Накануне вечером, бодро покрикивая, подбадривая толстой сучковатой палкой скользивших по обледенелой мостовой владимирских тяжеловозов, красногвардейцы волокли по набережной Москвы-реки две осадные, французского производства, 155-миллиметровые пушки. Остановились невдалеке от Крымского моста. Долго и тщательно, под присмотром невысокого, с щеголеватыми усиками прапорщика, пленившегося большевистскими идеями, устанавливали орудия. Их жерла были направлены в сторону Пречистенки. Там расположился штаб Московского военного округа.

Солдатская кухня где-то задержалась. Поэтому прапорщик, идеалом которого был Суворов и которому казалось, что он испытывает к солдатам отеческую любовь, отдал на приобретение провизии часть своего жалованья, которое не успел отправить своей матушке в Кострому. Отец прапорщика воевал под командованием Брусилова. Он погиб в июле 1916 года во время прорыва австро-венгерского фронта. Так что юный прапорщик стал единственным кормильцем старой матушки и невесты, восемнадцатилетней сироты.

Из соседней лавки солдатик принес несколько колец вареной колбасы и горячих калачей. В ближайшем трактире нацедили большой чайник кипятка – греть нутро.

Перекусив, солдаты стали курить и прикидывать:

– Как лучше, ловчее вышибить юнкерей из Кремля?

– По Кремлю стрелять негоже, – говорил старый, с фиолетовым шрамом на щеке солдат. – Там вить церквы! Вот если бы осадить их на недельку, перекрыть водопровод, так мы их взяли бы измором. Прямо голыми руками, ей-пра!

– Недельку! – криво усмехнулся одноглазый солдат, латавший худые сапоги. – А ежели за недельку им подмога придет? С ими надоть иначе. Вот как долбанем из «маши» да добавим «прасковьей»… Только пыль полетит! Красотиища!

Пушки почему-то прозвали женскими именами.

Солдат со шрамом презрительно посмотрел на одноглазого:

– Дурак, право! Ты что, в иноземное царство пришел? Ведь это Кремль!

Последнее слово он произнес с уважением. Одноглазый достал из мешка потрепанную гармонь, влез на лафет и задумчиво начал что-то наигрывать. Потом разинул щербатый рот и стал под нехитрую музыку выкрикивать:

 

Под горой растет ольха.

На горе – крушина.

У мово у жениха —

Полтора аршина!

 

Солдаты заулыбались, из козьих ножек пустили кислый дым. Одноглазый старался:

 

Если б не было часов —

Не ходили б стрелки.

Если б не было ребят —

Не ломались целки.

 

 

На окошке два цветочка —

Голубой да аленький.

Ни за что я не сменяю

Хрен большой на маленький.

 

Веселье прервал прапорщик, только что получивший сообщение, что на батарею едет высокое начальство:

– Хватит горлопанить! Где прицелы? Где таблицы стрельб?
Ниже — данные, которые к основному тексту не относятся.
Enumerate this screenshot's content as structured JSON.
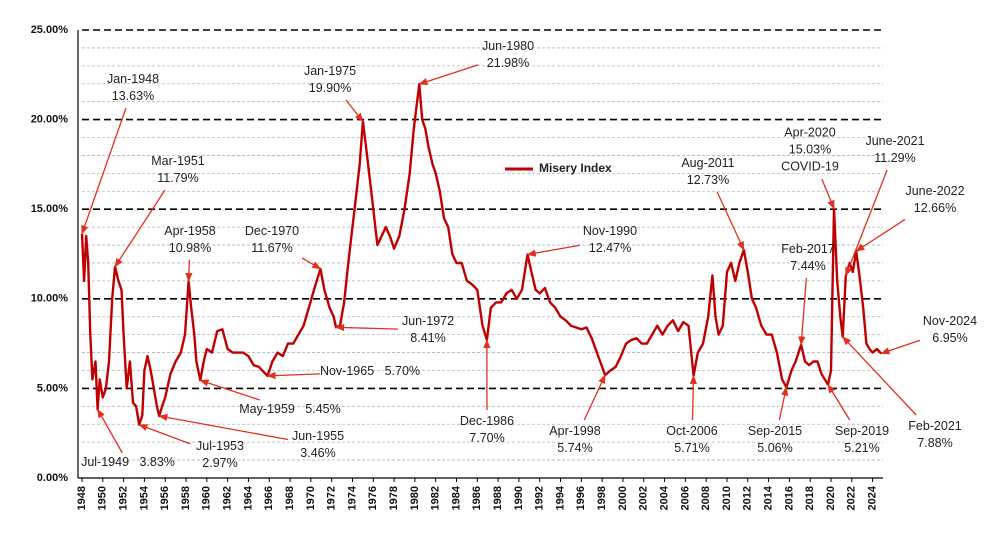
{
  "chart_data": {
    "type": "line",
    "legend": "Misery Index",
    "legend_position": "top-center",
    "grid": true,
    "xlim": [
      1948,
      2025
    ],
    "xticks": [
      1948,
      1950,
      1952,
      1954,
      1956,
      1958,
      1960,
      1962,
      1964,
      1966,
      1968,
      1970,
      1972,
      1974,
      1976,
      1978,
      1980,
      1982,
      1984,
      1986,
      1988,
      1990,
      1992,
      1994,
      1996,
      1998,
      2000,
      2002,
      2004,
      2006,
      2008,
      2010,
      2012,
      2014,
      2016,
      2018,
      2020,
      2022,
      2024
    ],
    "ylim": [
      0,
      25
    ],
    "yticks": [
      {
        "value": 0,
        "label": "0.00%"
      },
      {
        "value": 5,
        "label": "5.00%"
      },
      {
        "value": 10,
        "label": "10.00%"
      },
      {
        "value": 15,
        "label": "15.00%"
      },
      {
        "value": 20,
        "label": "20.00%"
      },
      {
        "value": 25,
        "label": "25.00%"
      }
    ],
    "minor_yticks": [
      1,
      2,
      3,
      4,
      6,
      7,
      8,
      9,
      11,
      12,
      13,
      14,
      16,
      17,
      18,
      19,
      21,
      22,
      23,
      24
    ],
    "color": "#c00000",
    "x": [
      1948.0,
      1948.2,
      1948.4,
      1948.6,
      1948.8,
      1949.0,
      1949.3,
      1949.5,
      1949.7,
      1950.0,
      1950.3,
      1950.6,
      1950.9,
      1951.17,
      1951.5,
      1951.8,
      1952.0,
      1952.3,
      1952.6,
      1952.9,
      1953.2,
      1953.5,
      1953.8,
      1954.0,
      1954.3,
      1954.6,
      1954.9,
      1955.2,
      1955.42,
      1955.7,
      1956.0,
      1956.5,
      1957.0,
      1957.5,
      1957.9,
      1958.25,
      1958.5,
      1958.8,
      1959.0,
      1959.37,
      1959.7,
      1960.0,
      1960.5,
      1961.0,
      1961.5,
      1962.0,
      1962.5,
      1963.0,
      1963.5,
      1964.0,
      1964.5,
      1965.0,
      1965.83,
      1966.3,
      1966.8,
      1967.3,
      1967.8,
      1968.3,
      1968.8,
      1969.3,
      1969.8,
      1970.3,
      1970.92,
      1971.3,
      1971.8,
      1972.2,
      1972.42,
      1972.8,
      1973.2,
      1973.6,
      1973.9,
      1974.3,
      1974.7,
      1975.0,
      1975.3,
      1975.7,
      1976.0,
      1976.4,
      1976.8,
      1977.2,
      1977.6,
      1978.0,
      1978.5,
      1979.0,
      1979.5,
      1979.9,
      1980.42,
      1980.7,
      1981.0,
      1981.3,
      1981.7,
      1982.0,
      1982.4,
      1982.8,
      1983.2,
      1983.6,
      1984.0,
      1984.5,
      1985.0,
      1985.5,
      1986.0,
      1986.5,
      1986.92,
      1987.3,
      1987.8,
      1988.3,
      1988.8,
      1989.3,
      1989.8,
      1990.3,
      1990.83,
      1991.2,
      1991.6,
      1992.0,
      1992.5,
      1993.0,
      1993.5,
      1994.0,
      1994.5,
      1995.0,
      1995.5,
      1996.0,
      1996.5,
      1997.0,
      1997.5,
      1998.29,
      1998.8,
      1999.3,
      1999.8,
      2000.3,
      2000.8,
      2001.3,
      2001.8,
      2002.3,
      2002.8,
      2003.3,
      2003.8,
      2004.3,
      2004.8,
      2005.3,
      2005.8,
      2006.3,
      2006.79,
      2007.2,
      2007.7,
      2008.2,
      2008.6,
      2008.9,
      2009.2,
      2009.6,
      2010.0,
      2010.4,
      2010.8,
      2011.2,
      2011.62,
      2012.0,
      2012.4,
      2012.8,
      2013.3,
      2013.8,
      2014.3,
      2014.8,
      2015.3,
      2015.71,
      2016.2,
      2016.6,
      2017.13,
      2017.5,
      2017.9,
      2018.3,
      2018.7,
      2019.1,
      2019.71,
      2020.0,
      2020.29,
      2020.6,
      2020.9,
      2021.13,
      2021.42,
      2021.8,
      2022.1,
      2022.42,
      2022.8,
      2023.1,
      2023.4,
      2023.7,
      2024.0,
      2024.4,
      2024.83
    ],
    "values": [
      13.63,
      11.0,
      13.5,
      12.0,
      8.0,
      5.5,
      6.5,
      3.83,
      5.5,
      4.5,
      5.0,
      6.5,
      10.0,
      11.79,
      11.0,
      10.5,
      8.0,
      5.0,
      6.5,
      4.2,
      4.0,
      2.97,
      3.5,
      6.0,
      6.8,
      6.0,
      5.0,
      4.0,
      3.46,
      4.0,
      4.5,
      5.8,
      6.5,
      7.0,
      8.0,
      10.98,
      9.5,
      8.0,
      6.5,
      5.45,
      6.5,
      7.2,
      7.0,
      8.2,
      8.3,
      7.2,
      7.0,
      7.0,
      7.0,
      6.8,
      6.3,
      6.2,
      5.7,
      6.5,
      7.0,
      6.8,
      7.5,
      7.5,
      8.0,
      8.5,
      9.5,
      10.5,
      11.67,
      10.5,
      9.5,
      9.0,
      8.41,
      8.5,
      9.8,
      12.0,
      13.5,
      15.5,
      17.5,
      19.9,
      18.5,
      16.5,
      15.0,
      13.0,
      13.5,
      14.0,
      13.5,
      12.8,
      13.5,
      15.0,
      17.0,
      19.5,
      21.98,
      20.0,
      19.5,
      18.5,
      17.5,
      17.0,
      16.0,
      14.5,
      14.0,
      12.5,
      12.0,
      12.0,
      11.0,
      10.8,
      10.5,
      8.5,
      7.7,
      9.5,
      9.8,
      9.8,
      10.3,
      10.5,
      10.0,
      10.5,
      12.47,
      11.5,
      10.5,
      10.3,
      10.6,
      9.8,
      9.5,
      9.0,
      8.8,
      8.5,
      8.4,
      8.3,
      8.4,
      7.8,
      7.0,
      5.74,
      6.0,
      6.2,
      6.8,
      7.5,
      7.7,
      7.8,
      7.5,
      7.5,
      8.0,
      8.5,
      8.0,
      8.5,
      8.8,
      8.2,
      8.7,
      8.5,
      5.71,
      7.0,
      7.5,
      9.0,
      11.3,
      9.0,
      8.0,
      8.5,
      11.5,
      12.0,
      11.0,
      12.0,
      12.73,
      11.5,
      10.0,
      9.5,
      8.5,
      8.0,
      8.0,
      7.0,
      5.5,
      5.06,
      6.0,
      6.5,
      7.44,
      6.5,
      6.3,
      6.5,
      6.5,
      5.8,
      5.21,
      6.0,
      15.03,
      11.0,
      9.0,
      7.88,
      11.29,
      12.0,
      11.5,
      12.66,
      11.0,
      9.5,
      7.5,
      7.2,
      7.0,
      7.2,
      6.95
    ],
    "annotations": [
      {
        "date": "Jan-1948",
        "x": 1948.0,
        "value": 13.63,
        "value_label": "13.63%"
      },
      {
        "date": "Mar-1951",
        "x": 1951.17,
        "value": 11.79,
        "value_label": "11.79%"
      },
      {
        "date": "Apr-1958",
        "x": 1958.25,
        "value": 10.98,
        "value_label": "10.98%"
      },
      {
        "date": "Dec-1970",
        "x": 1970.92,
        "value": 11.67,
        "value_label": "11.67%"
      },
      {
        "date": "Jan-1975",
        "x": 1975.0,
        "value": 19.9,
        "value_label": "19.90%"
      },
      {
        "date": "Jun-1980",
        "x": 1980.42,
        "value": 21.98,
        "value_label": "21.98%"
      },
      {
        "date": "Jun-1972",
        "x": 1972.42,
        "value": 8.41,
        "value_label": "8.41%"
      },
      {
        "date": "Nov-1965",
        "x": 1965.83,
        "value": 5.7,
        "value_label": "5.70%"
      },
      {
        "date": "May-1959",
        "x": 1959.37,
        "value": 5.45,
        "value_label": "5.45%"
      },
      {
        "date": "Jul-1949",
        "x": 1949.5,
        "value": 3.83,
        "value_label": "3.83%"
      },
      {
        "date": "Jul-1953",
        "x": 1953.5,
        "value": 2.97,
        "value_label": "2.97%"
      },
      {
        "date": "Jun-1955",
        "x": 1955.42,
        "value": 3.46,
        "value_label": "3.46%"
      },
      {
        "date": "Dec-1986",
        "x": 1986.92,
        "value": 7.7,
        "value_label": "7.70%"
      },
      {
        "date": "Nov-1990",
        "x": 1990.83,
        "value": 12.47,
        "value_label": "12.47%"
      },
      {
        "date": "Apr-1998",
        "x": 1998.29,
        "value": 5.74,
        "value_label": "5.74%"
      },
      {
        "date": "Oct-2006",
        "x": 2006.79,
        "value": 5.71,
        "value_label": "5.71%"
      },
      {
        "date": "Aug-2011",
        "x": 2011.62,
        "value": 12.73,
        "value_label": "12.73%"
      },
      {
        "date": "Sep-2015",
        "x": 2015.71,
        "value": 5.06,
        "value_label": "5.06%"
      },
      {
        "date": "Feb-2017",
        "x": 2017.13,
        "value": 7.44,
        "value_label": "7.44%"
      },
      {
        "date": "Apr-2020",
        "x": 2020.29,
        "value": 15.03,
        "value_label": "15.03%",
        "note": "COVID-19"
      },
      {
        "date": "June-2021",
        "x": 2021.42,
        "value": 11.29,
        "value_label": "11.29%"
      },
      {
        "date": "June-2022",
        "x": 2022.42,
        "value": 12.66,
        "value_label": "12.66%"
      },
      {
        "date": "Sep-2019",
        "x": 2019.71,
        "value": 5.21,
        "value_label": "5.21%"
      },
      {
        "date": "Feb-2021",
        "x": 2021.13,
        "value": 7.88,
        "value_label": "7.88%"
      },
      {
        "date": "Nov-2024",
        "x": 2024.83,
        "value": 6.95,
        "value_label": "6.95%"
      }
    ]
  }
}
Одноглазый спокойно слез с лафета, держа под мышкой гармонь, и нехотя ответил:

– Их хранцузы, собаки, уволокли.

Прапорщик ахнул:

– Ка-ак уволокли?

– То исть унесли!

– Задержать, найти таблицы! – закричал прапорщик, сам осознавая нереальность этого приказа.

* * *

В этот момент на большой скорости, чуть не зацепив кого-то из артиллеристов, подкатило авто. Большевики, едва дорвались до власти, сразу же полюбили этот способ передвижения – автомобильный. Не зря Троцкий утверждал, что автомобиль гораздо более действенный признак власти, чем скипетр и держава. Чтобы ездить исключительно самим, большевики с самого начала конфисковали все частные моторы.

Из подъехавшего авто никто долго не вылезал, пока не выскочил шофер и не открыл дверцу пассажиру. Им оказался Штернберг, как всегда мрачный. (Может, он предчувствовал свой скорый конец? Минет всего два с небольшим года, и Бунин прочтет в какой-то одесской газетке, что от воспаления легких скончался видный большевик, известный ученый П. К. Штернберг.)

Поправляя очки в круглой металлической оправе, Штернберг, разговаривавший с подчиненными отрывисто, приказным тоном, минуя прапорщика, обратился к артиллерийской прислуге:

– К стрельбе готовы?

Прапорщик щелкнул каблуками:

– Никак нет!

На волосатом лице Штернберга раздвинулась розовая щель рта.

– Что этим вы желаете сказать?

Прапорщик вытянулся еще больше:

– Прицелы выкрадены врагами революции!

Штернберг молча выслушал, подумал немного и кивнул адъютанту, ловкому малому в черном полушубке с красной повязкой на рукаве:

– Прапорщика за ротозейство арестовать. И расстрелять. – Голос его звучал буднично, едва слышно.

Прапорщика разоружили, промасленной паклей связали сзади руки. Двое конвойных, подталкивая в спину штыками онемевшего от потрясения прапорщика, повели в сторону реки.

Штернберг скомандовал:

– Прислуга, занять свои номера!

Этот сынок выходца из Германии, сколотившего громадный капитал на постройке железных дорог, принял решение стрелять «на глазок». Было ясно, что пристреливаться придется долго и снаряды лягут в густонаселенном районе Москвы. На недоуменные взгляды красногвардейцев рявкнул:

– Не рассуждать! Приказ выполнять! Все номера готовы? Огонь!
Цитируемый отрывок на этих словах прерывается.